Dr. Strangelove Or: How I learned to Stop Worrying about the Future and Love the Present.

Luca Hirsch, Staff Writer

Stanley Kubrik’s Dr. Strangelove or: How I Learned to Stop Worrying and Love the Bomb, is a bad movie. It is one of my favorite movies, but I will be the first to say that Dr. Strangelove can be slow, as well as a painful reminder of the advancements since made in special effects. 

That being said, what I admire in this film is Kubrick’s ability to comment on nearly every single controversial idea at the time of its 1964 release, while simultaneously addressing problems we face now. 

Kubrick reminds us that critical thinking and not focusing on what-if scenarios are vital skills in life. With the US election having just passed and college on upperclassmen’s minds, I think these skills are more vital than ever. This might be obvious, but spoiler alert:

Dr. Strangelove’s plot follows the calamitous series of events that lead to the ultimate extinction of human life. 

The story begins with General Ripper going insane and ordering an airstrike against the Soviet Union. The United States scrambles to send the fleet of bombers the reversal code and prevent a nuclear war. As this scramble ensues, President Merkin Muffley learns about the Russians’ doomsday device that would be triggered after the US attack, killing everyone on earth. Luckily, the United States sends the code in time. But one plane did not receive the code, which just so happened to be the plane bombing Russia. 

In the minutes before the doomsday device’s activation, Kubrick focuses on the United States war room where officials argue over what to do next. Dr Strangelove, President Muffley’s advisor and former Nazi, begins to advocate for the entire population to move into a deep underground series of mine shafts to wait out the nuclear fallout. General Buck Turgidson agrees with the idea but wants to prevent a “mineshaft gap” once people can return to earth’s service. Turgidson is steadfast and infatuated with the idea that the “ruskies” could have more advanced weapons and minds once things settle down. As this argument plays out, the Russian Ambassador begins to take pictures of the United States’s weapons and plans. As the War Room descends into chaos and arguments, Dr. Strangelove exclaims “Mein fuhrer I can walk!” immediately before the scene cuts to nuclear explosions: representing the extinction of human life. 

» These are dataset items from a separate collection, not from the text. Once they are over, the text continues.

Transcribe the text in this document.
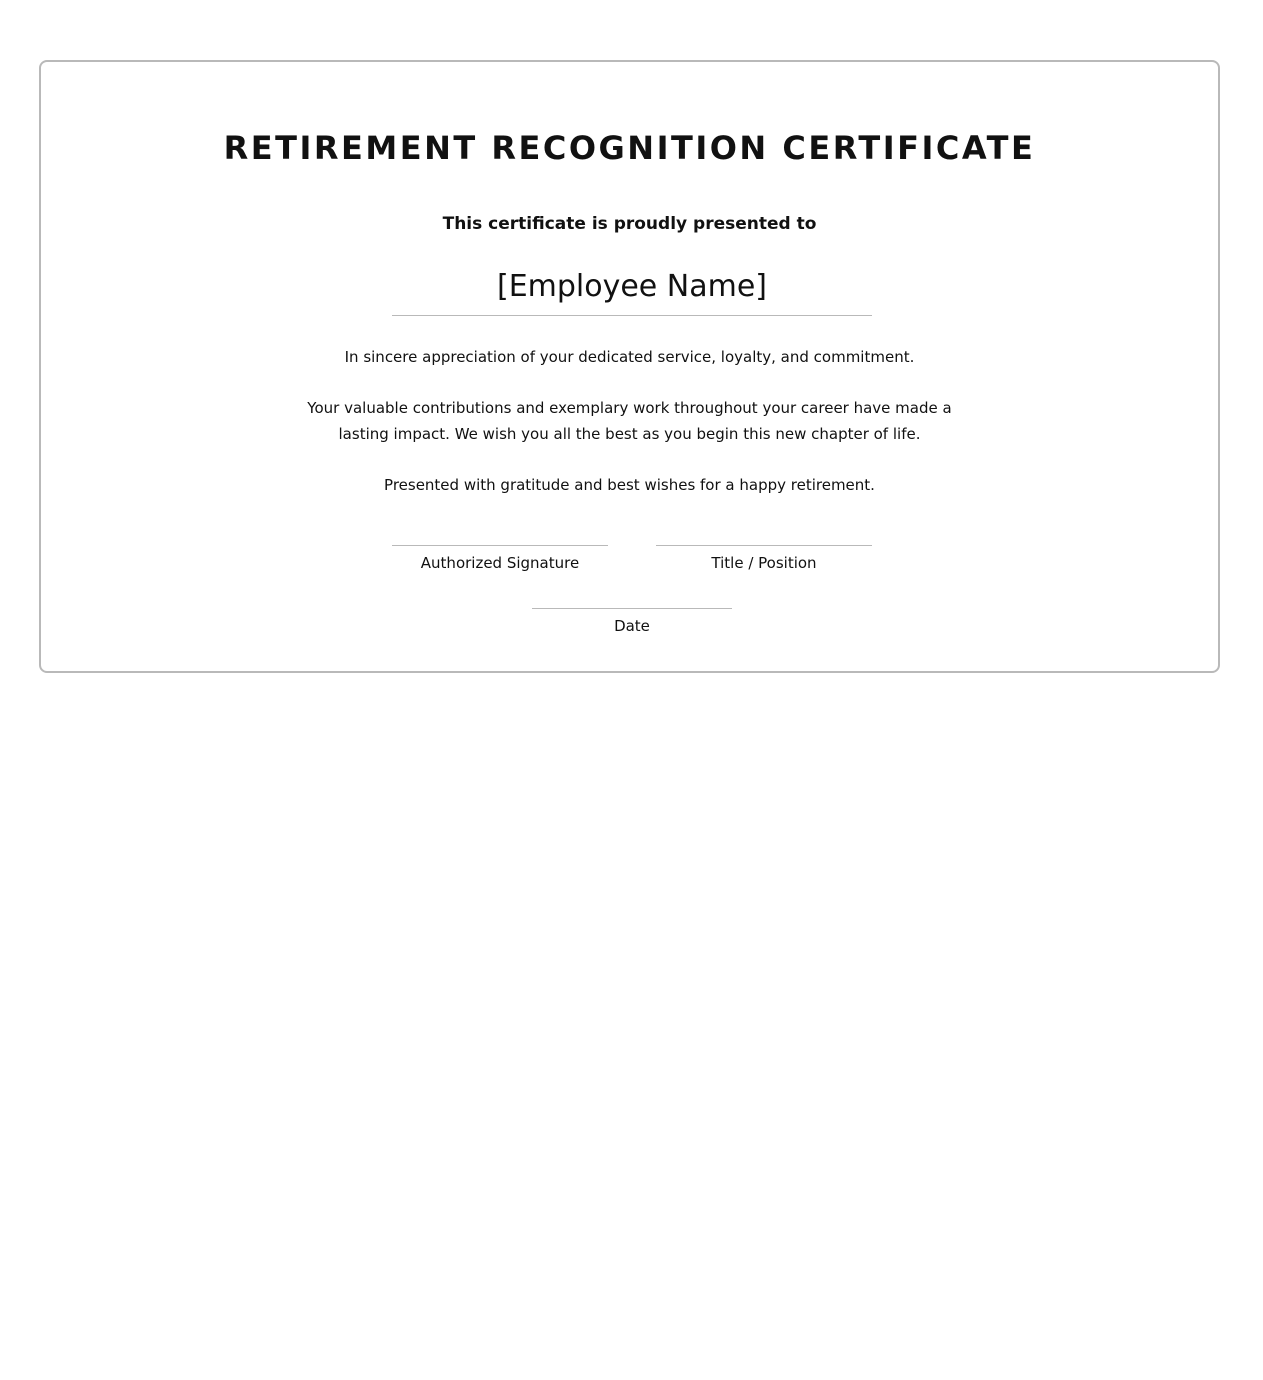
RETIREMENT RECOGNITION CERTIFICATE
This certificate is proudly presented to
[Employee Name]
In sincere appreciation of your dedicated service, loyalty, and commitment.
Your valuable contributions and exemplary work throughout your career have made a lasting impact. We wish you all the best as you begin this new chapter of life.
Presented with gratitude and best wishes for a happy retirement.
Authorized Signature	Title / Position
Date
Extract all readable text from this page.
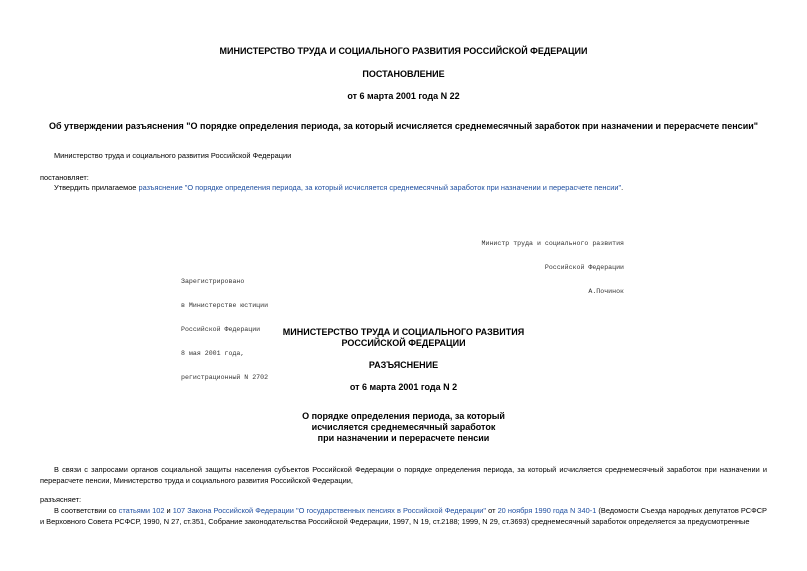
МИНИСТЕРСТВО ТРУДА И СОЦИАЛЬНОГО РАЗВИТИЯ РОССИЙСКОЙ ФЕДЕРАЦИИ
ПОСТАНОВЛЕНИЕ
от 6 марта 2001 года N 22
Об утверждении разъяснения "О порядке определения периода, за который исчисляется среднемесячный заработок при назначении и перерасчете пенсии"
Министерство труда и социального развития Российской Федерации
постановляет:
Утвердить прилагаемое разъяснение "О порядке определения периода, за который исчисляется среднемесячный заработок при назначении и перерасчете пенсии".

Министр труда и социального развития

Российской Федерации

А.Починок

Зарегистрировано

в Министерстве юстиции

Российской Федерации

8 мая 2001 года,

регистрационный N 2702

МИНИСТЕРСТВО ТРУДА И СОЦИАЛЬНОГО РАЗВИТИЯ
РОССИЙСКОЙ ФЕДЕРАЦИИ
РАЗЪЯСНЕНИЕ
от 6 марта 2001 года N 2
О порядке определения периода, за который
исчисляется среднемесячный заработок
при назначении и перерасчете пенсии
В связи с запросами органов социальной защиты населения субъектов Российской Федерации о порядке определения периода, за который исчисляется среднемесячный заработок при назначении и перерасчете пенсии, Министерство труда и социального развития Российской Федерации,
разъясняет:
В соответствии со статьями 102 и 107 Закона Российской Федерации "О государственных пенсиях в Российской Федерации" от 20 ноября 1990 года N 340-1 (Ведомости Съезда народных депутатов РСФСР и Верховного Совета РСФСР, 1990, N 27, ст.351, Собрание законодательства Российской Федерации, 1997, N 19, ст.2188; 1999, N 29, ст.3693) среднемесячный заработок определяется за предусмотренные
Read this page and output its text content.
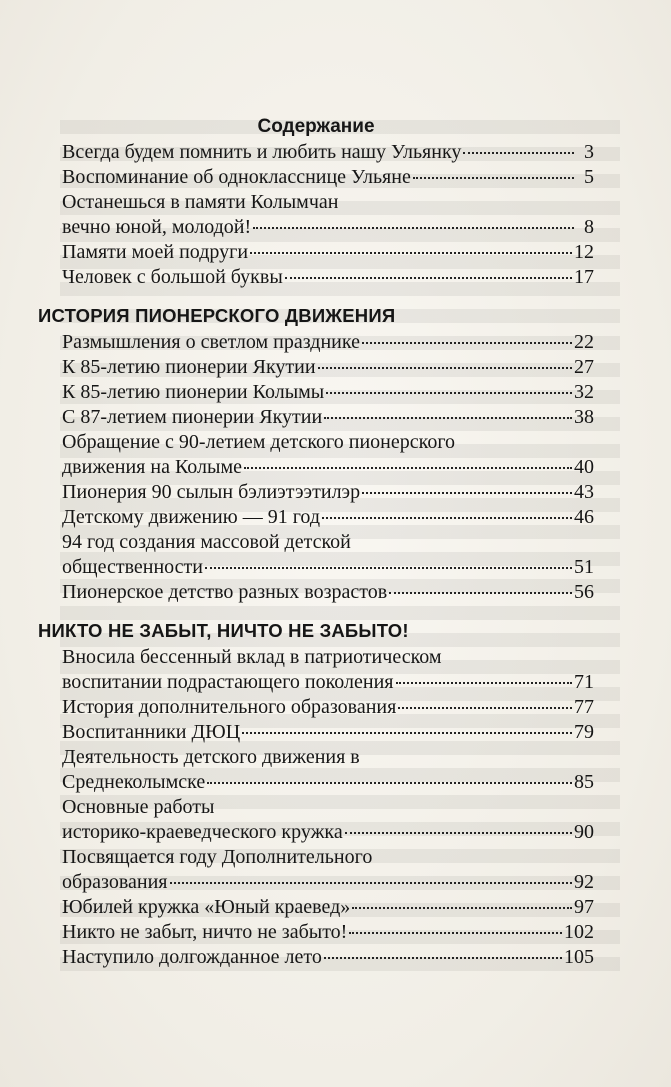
Содержание
Всегда будем помнить и любить нашу Ульянку	3
Воспоминание об однокласснице Ульяне	5
Останешься в памяти Колымчан
вечно юной, молодой!	8
Памяти моей подруги	12
Человек с большой буквы	17
ИСТОРИЯ ПИОНЕРСКОГО ДВИЖЕНИЯ
Размышления о светлом празднике	22
К 85-летию пионерии Якутии	27
К 85-летию пионерии Колымы	32
С 87-летием пионерии Якутии	38
Обращение с 90-летием детского пионерского
движения на Колыме	40
Пионерия 90 сылын бэлиэтээтилэр	43
Детскому движению — 91 год	46
94 год создания массовой детской
общественности	51
Пионерское детство разных возрастов	56
НИКТО НЕ ЗАБЫТ, НИЧТО НЕ ЗАБЫТО!
Вносила бессенный вклад в патриотическом
воспитании подрастающего поколения	71
История дополнительного образования	77
Воспитанники ДЮЦ	79
Деятельность детского движения в
Среднеколымске	85
Основные работы
историко-краеведческого кружка	90
Посвящается году Дополнительного
образования	92
Юбилей кружка «Юный краевед»	97
Никто не забыт, ничто не забыто!	102
Наступило долгожданное лето	105
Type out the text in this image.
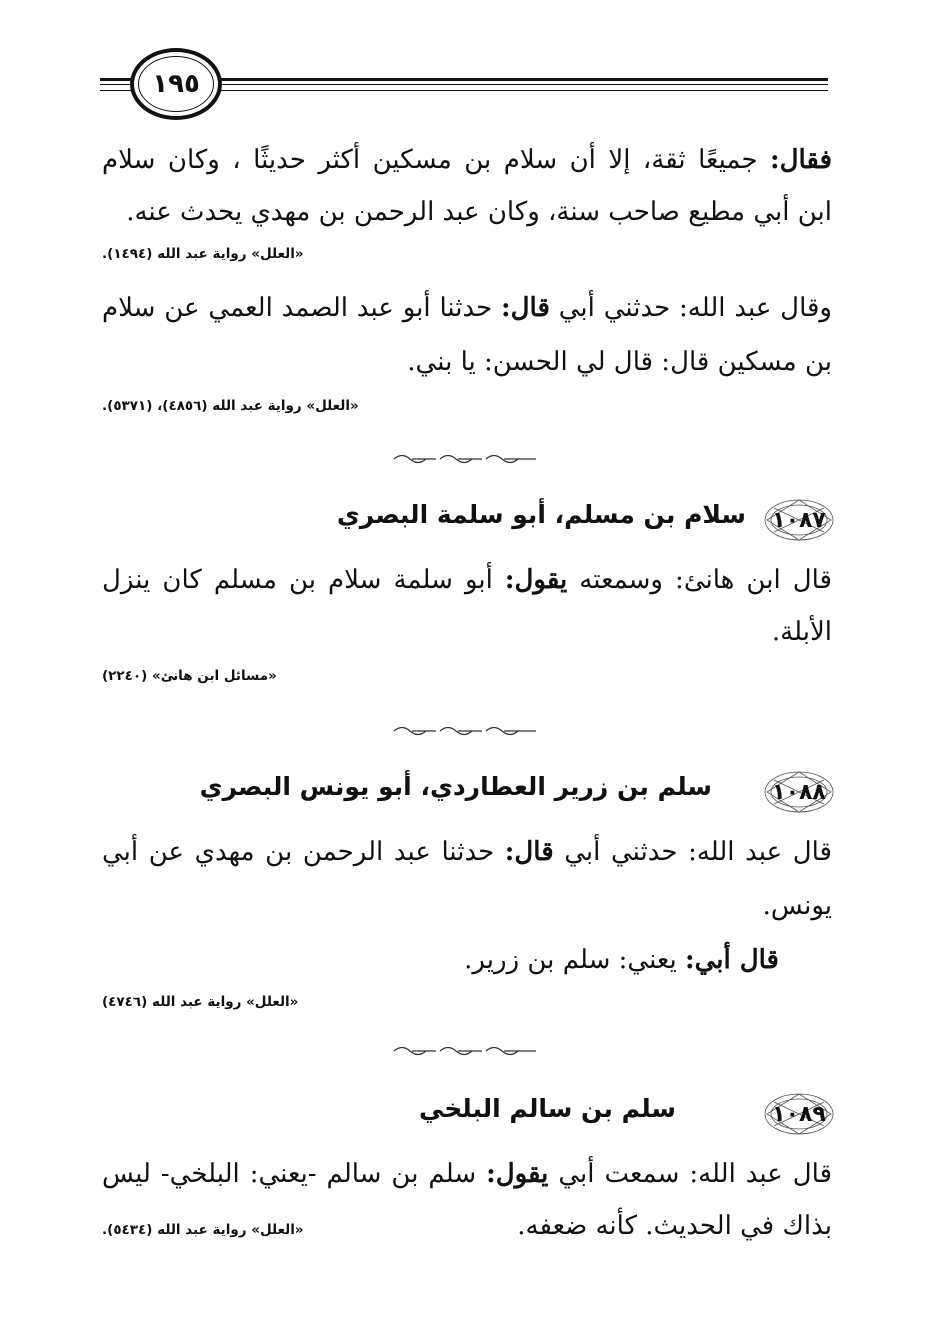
١٩٥
فقال: جميعًا ثقة، إلا أن سلام بن مسكين أكثر حديثًا ، وكان سلام
ابن أبي مطيع صاحب سنة، وكان عبد الرحمن بن مهدي يحدث عنه.
«العلل» رواية عبد الله (١٤٩٤).
وقال عبد الله: حدثني أبي قال: حدثنا أبو عبد الصمد العمي عن سلام
بن مسكين قال: قال لي الحسن: يا بني.
«العلل» رواية عبد الله (٤٨٥٦)، (٥٣٧١).
١٠٨٧
سلام بن مسلم، أبو سلمة البصري
قال ابن هانئ: وسمعته يقول: أبو سلمة سلام بن مسلم كان ينزل
الأبلة.
«مسائل ابن هانئ» (٢٢٤٠)
١٠٨٨
سلم بن زرير العطاردي، أبو يونس البصري
قال عبد الله: حدثني أبي قال: حدثنا عبد الرحمن بن مهدي عن أبي
يونس.
قال أبي: يعني: سلم بن زرير.
«العلل» رواية عبد الله (٤٧٤٦)
١٠٨٩
سلم بن سالم البلخي
قال عبد الله: سمعت أبي يقول: سلم بن سالم -يعني: البلخي- ليس
بذاك في الحديث. كأنه ضعفه.
«العلل» رواية عبد الله (٥٤٣٤).
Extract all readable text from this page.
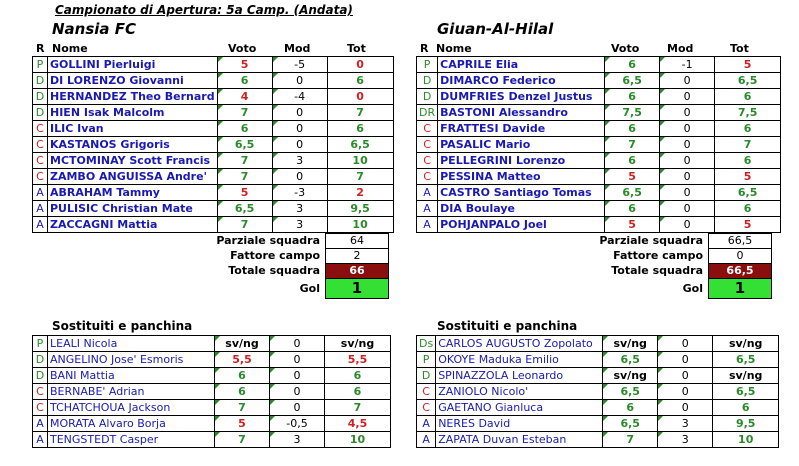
Campionato di Apertura: 5a Camp. (Andata)
Nansia FC	Giuan-Al-Hilal
R Nome	Voto	Mod	Tot	R Nome	Voto	Mod	Tot
P	GOLLINI Pierluigi	5	-5	0
D	DI LORENZO Giovanni	6	0	6
D	HERNANDEZ Theo Bernard	4	-4	0
D	HIEN Isak Malcolm	7	0	7
C	ILIC Ivan	6	0	6
C	KASTANOS Grigoris	6,5	0	6,5
C	MCTOMINAY Scott Francis	7	3	10
C	ZAMBO ANGUISSA Andre'	7	0	7
A	ABRAHAM Tammy	5	-3	2
A	PULISIC Christian Mate	6,5	3	9,5
A	ZACCAGNI Mattia	7	3	10
P	CAPRILE Elia	6	-1	5
D	DIMARCO Federico	6,5	0	6,5
D	DUMFRIES Denzel Justus	6	0	6
DR	BASTONI Alessandro	7,5	0	7,5
C	FRATTESI Davide	6	0	6
C	PASALIC Mario	7	0	7
C	PELLEGRINI Lorenzo	6	0	6
C	PESSINA Matteo	5	0	5
A	CASTRO Santiago Tomas	6,5	0	6,5
A	DIA Boulaye	6	0	6
A	POHJANPALO Joel	5	0	5
Parziale squadra	64
Fattore campo	2
Totale squadra	66
Gol	1
Parziale squadra	66,5
Fattore campo	0
Totale squadra	66,5
Gol	1
Sostituiti e panchina	Sostituiti e panchina
P	LEALI Nicola	sv/ng	0	sv/ng
D	ANGELINO Jose' Esmoris	5,5	0	5,5
D	BANI Mattia	6	0	6
C	BERNABE' Adrian	6	0	6
C	TCHATCHOUA Jackson	7	0	7
A	MORATA Alvaro Borja	5	-0,5	4,5
A	TENGSTEDT Casper	7	3	10
Ds	CARLOS AUGUSTO Zopolato	sv/ng	0	sv/ng
P	OKOYE Maduka Emilio	6,5	0	6,5
D	SPINAZZOLA Leonardo	sv/ng	0	sv/ng
C	ZANIOLO Nicolo'	6,5	0	6,5
C	GAETANO Gianluca	6	0	6
A	NERES David	6,5	3	9,5
A	ZAPATA Duvan Esteban	7	3	10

Cut to the 21st century. A few weeks after the election, many are focused on what Donald Trump will or will not accomplish with his court cases claiming election fraud, but we might forget about all the scenarios and fears people held before November 3rd. In the weeks leading up to the election I saw articles talking about possible Civil War, Nuclear war, series of riots, and just plain chaos that the election could bring. Thankfully none of that materialized, but I couldn’t help but think about how similar we acted to Dr. Strangelove.

While Dr. Strangelove has many themes, Kubrick definitely focuses his ending on characters who get ahead of themselves. General Turgson and Dr. Strangelove focused on what to do after they solved the problem, without actually addressing the first problem. 

            Society and schools definitely emphasize thinking everything out: having a plan A, plan B, and plan C for whatever large decision needs to be made. I understand that preparing for possible scenarios is a necessary train of thought, but the election showed me that it’s sometimes best to take it day by day. I woke up every day and watched John King mindlessly illustrate what-if scenarios instead of telling me the actual election results. I’d sit in front of CNN, watching a graphic over what could happen if Biden wins Georgia without actually seeing a segment on the current results. On the same channel I saw Republican and Democratic supporters and leaders, reacting to what they might do if a certain result occurred. How does that help me understand and further my knowledge of the US election? When a news organization talks about what could happen in the future, are they still covering news? Or are they filling their airtime with usually negative predictions in order to up their ratings?

I think there is a simplistic beauty and serenity that comes with thinking about now rather than the future. For upperclassmen, Mount Greylock sends out next step packets by the beginning of students’ junior year. I understand the reasoning behind this: to prepare students for the future earlier rather than later. But why add unnecessary pressure to a year we all know is vital to college acceptance? At what point is thinking about the future negating the present? 

In the case of college readiness, how do I enjoy my last few years in highschool when my school already is focused on pushing me out the door halfway through? In middle school I eagerly awaited being an upperclassmen, but now that I’m here, I realize it’s just a big contest for who can be most prepared for college. I can only imagine that college is another competition for who will be most prepared for the workforce.

 I’ve been trying to think about where this ideology begins. It could be the grade system or it could be human nature, but more likely I think school places children and young adults on a path for preparation rather than enjoyment. High school feels more and more like a conveyor belt to a higher level, but there is no real prize at the end of the conveyor belt. The prize is the journey, and why would that prize matter if your journey was all about preparing for your journey? 

I hope Dr. Strangelove joins one of the few movies in the high school history curriculum, because it is just as sharp now as it was in 1964. In a time of craziness and what-ifs, I think we could all use a reminder that the future is just that: the future. The present should be enjoyed and cherished, not simply used as a time to prepare for the future.